Quarto: recolocar a vida no centro da ideia de segurança. Isso parece óbvio, mas não é. Segurança que se constrói sobre o cadáver sistemático de jovens negros e pobres não é segurança: é gestão de extermínio. O único indicador aceitável para medir sucesso em segurança pública é a redução consistente de homicídios, letais em geral e por intervenção policial em particular. Todo o resto é narrativa.

Por fim, disputar linguagem, cultura e fé. Isso significa questionar metáforas de guerra e faxina, cobrar da mídia que pare de narrar operações como campeonato de morte, fortalecer vozes religiosas que defendem a vida e não a bala, garantir que moradores de favelas e periferias não sejam apenas objeto das políticas, mas sujeitos na sua formulação.

Entre a bala e a palavra

No fim, talvez a pergunta mais importante seja esta: que tipo de morte um país tolera sem se comover? Se uma chacina em bairro nobre provoca comoção nacional, enquanto a repetição de massacres em favelas é recebida com alívio ou indiferença, a resposta já está dada. A própria ideia de humanidade foi hierarquizada.

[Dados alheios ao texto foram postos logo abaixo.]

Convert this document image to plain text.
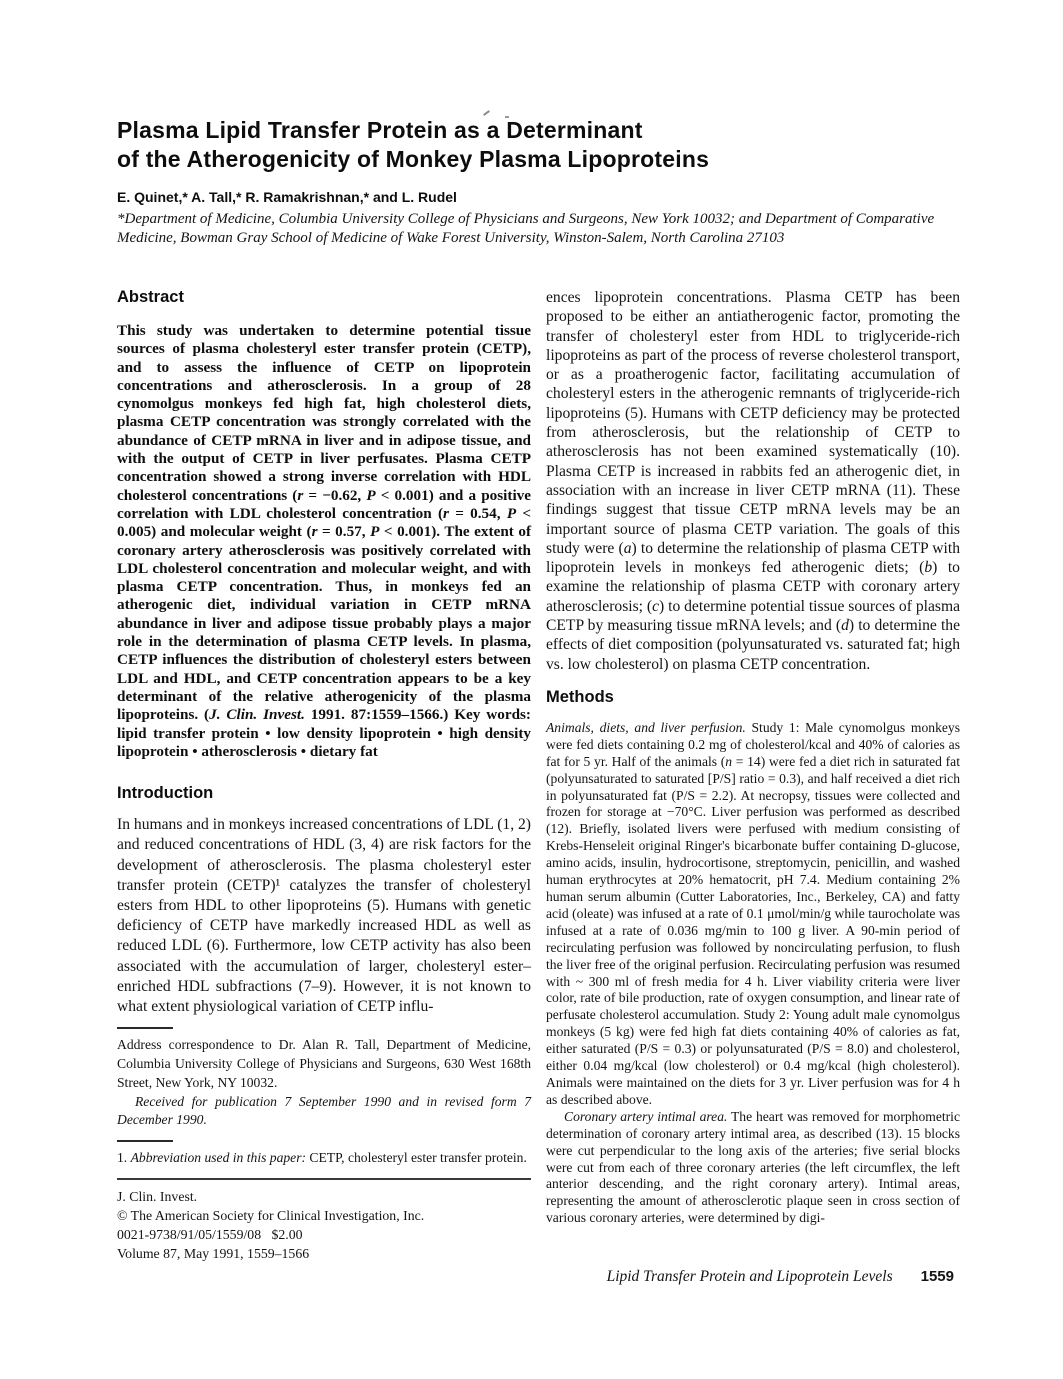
Plasma Lipid Transfer Protein as a Determinant
of the Atherogenicity of Monkey Plasma Lipoproteins
E. Quinet,* A. Tall,* R. Ramakrishnan,* and L. Rudel
*Department of Medicine, Columbia University College of Physicians and Surgeons, New York 10032; and Department of Comparative Medicine, Bowman Gray School of Medicine of Wake Forest University, Winston-Salem, North Carolina 27103
Abstract

This study was undertaken to determine potential tissue sources of plasma cholesteryl ester transfer protein (CETP), and to assess the influence of CETP on lipoprotein concentrations and atherosclerosis. In a group of 28 cynomolgus monkeys fed high fat, high cholesterol diets, plasma CETP concentration was strongly correlated with the abundance of CETP mRNA in liver and in adipose tissue, and with the output of CETP in liver perfusates. Plasma CETP concentration showed a strong inverse correlation with HDL cholesterol concentrations (r = −0.62, P < 0.001) and a positive correlation with LDL cholesterol concentration (r = 0.54, P < 0.005) and molecular weight (r = 0.57, P < 0.001). The extent of coronary artery atherosclerosis was positively correlated with LDL cholesterol concentration and molecular weight, and with plasma CETP concentration. Thus, in monkeys fed an atherogenic diet, individual variation in CETP mRNA abundance in liver and adipose tissue probably plays a major role in the determination of plasma CETP levels. In plasma, CETP influences the distribution of cholesteryl esters between LDL and HDL, and CETP concentration appears to be a key determinant of the relative atherogenicity of the plasma lipoproteins. (J. Clin. Invest. 1991. 87:1559–1566.) Key words: lipid transfer protein • low density lipoprotein • high density lipoprotein • atherosclerosis • dietary fat

Introduction

In humans and in monkeys increased concentrations of LDL (1, 2) and reduced concentrations of HDL (3, 4) are risk factors for the development of atherosclerosis. The plasma cholesteryl ester transfer protein (CETP)¹ catalyzes the transfer of cholesteryl esters from HDL to other lipoproteins (5). Humans with genetic deficiency of CETP have markedly increased HDL as well as reduced LDL (6). Furthermore, low CETP activity has also been associated with the accumulation of larger, cholesteryl ester–enriched HDL subfractions (7–9). However, it is not known to what extent physiological variation of CETP influ-

Address correspondence to Dr. Alan R. Tall, Department of Medicine, Columbia University College of Physicians and Surgeons, 630 West 168th Street, New York, NY 10032.

Received for publication 7 September 1990 and in revised form 7 December 1990.

1. Abbreviation used in this paper: CETP, cholesteryl ester transfer protein.

J. Clin. Invest.

© The American Society for Clinical Investigation, Inc.

0021-9738/91/05/1559/08   $2.00

Volume 87, May 1991, 1559–1566

ences lipoprotein concentrations. Plasma CETP has been proposed to be either an antiatherogenic factor, promoting the transfer of cholesteryl ester from HDL to triglyceride-rich lipoproteins as part of the process of reverse cholesterol transport, or as a proatherogenic factor, facilitating accumulation of cholesteryl esters in the atherogenic remnants of triglyceride-rich lipoproteins (5). Humans with CETP deficiency may be protected from atherosclerosis, but the relationship of CETP to atherosclerosis has not been examined systematically (10). Plasma CETP is increased in rabbits fed an atherogenic diet, in association with an increase in liver CETP mRNA (11). These findings suggest that tissue CETP mRNA levels may be an important source of plasma CETP variation. The goals of this study were (a) to determine the relationship of plasma CETP with lipoprotein levels in monkeys fed atherogenic diets; (b) to examine the relationship of plasma CETP with coronary artery atherosclerosis; (c) to determine potential tissue sources of plasma CETP by measuring tissue mRNA levels; and (d) to determine the effects of diet composition (polyunsaturated vs. saturated fat; high vs. low cholesterol) on plasma CETP concentration.

Methods

Animals, diets, and liver perfusion. Study 1: Male cynomolgus monkeys were fed diets containing 0.2 mg of cholesterol/kcal and 40% of calories as fat for 5 yr. Half of the animals (n = 14) were fed a diet rich in saturated fat (polyunsaturated to saturated [P/S] ratio = 0.3), and half received a diet rich in polyunsaturated fat (P/S = 2.2). At necropsy, tissues were collected and frozen for storage at −70°C. Liver perfusion was performed as described (12). Briefly, isolated livers were perfused with medium consisting of Krebs-Henseleit original Ringer's bicarbonate buffer containing D-glucose, amino acids, insulin, hydrocortisone, streptomycin, penicillin, and washed human erythrocytes at 20% hematocrit, pH 7.4. Medium containing 2% human serum albumin (Cutter Laboratories, Inc., Berkeley, CA) and fatty acid (oleate) was infused at a rate of 0.1 μmol/min/g while taurocholate was infused at a rate of 0.036 mg/min to 100 g liver. A 90-min period of recirculating perfusion was followed by noncirculating perfusion, to flush the liver free of the original perfusion. Recirculating perfusion was resumed with ~ 300 ml of fresh media for 4 h. Liver viability criteria were liver color, rate of bile production, rate of oxygen consumption, and linear rate of perfusate cholesterol accumulation. Study 2: Young adult male cynomolgus monkeys (5 kg) were fed high fat diets containing 40% of calories as fat, either saturated (P/S = 0.3) or polyunsaturated (P/S = 8.0) and cholesterol, either 0.04 mg/kcal (low cholesterol) or 0.4 mg/kcal (high cholesterol). Animals were maintained on the diets for 3 yr. Liver perfusion was for 4 h as described above.

Coronary artery intimal area. The heart was removed for morphometric determination of coronary artery intimal area, as described (13). 15 blocks were cut perpendicular to the long axis of the arteries; five serial blocks were cut from each of three coronary arteries (the left circumflex, the left anterior descending, and the right coronary artery). Intimal areas, representing the amount of atherosclerotic plaque seen in cross section of various coronary arteries, were determined by digi-

Lipid Transfer Protein and Lipoprotein Levels 1559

Este texto foi escrito a partir da convicção de que ainda é possível dizer não a esse destino. Dizer não à transformação do medo em projeto autoritário; não ao uso da fé para abençoar o massacre; não à linguagem que reapresenta o extermínio como política pública. E dizer sim a outra coisa: à ideia, simples e difícil, de que a vida de cada pessoa – inclusive aquela de quem discordamos, inclusive aquela que cometeu crimes graves – é limite inegociável para a ação do Estado.

Enquanto essa convicção puder ser escrita, debatida e defendida em espaços públicos, ainda haverá algo de democrático a ser preservado. A questão é saber de que lado da história queremos estar quando, daqui a alguns anos, olharmos para trás e perguntarmos: em nome de que, e de quem, deixamos o Estado matar?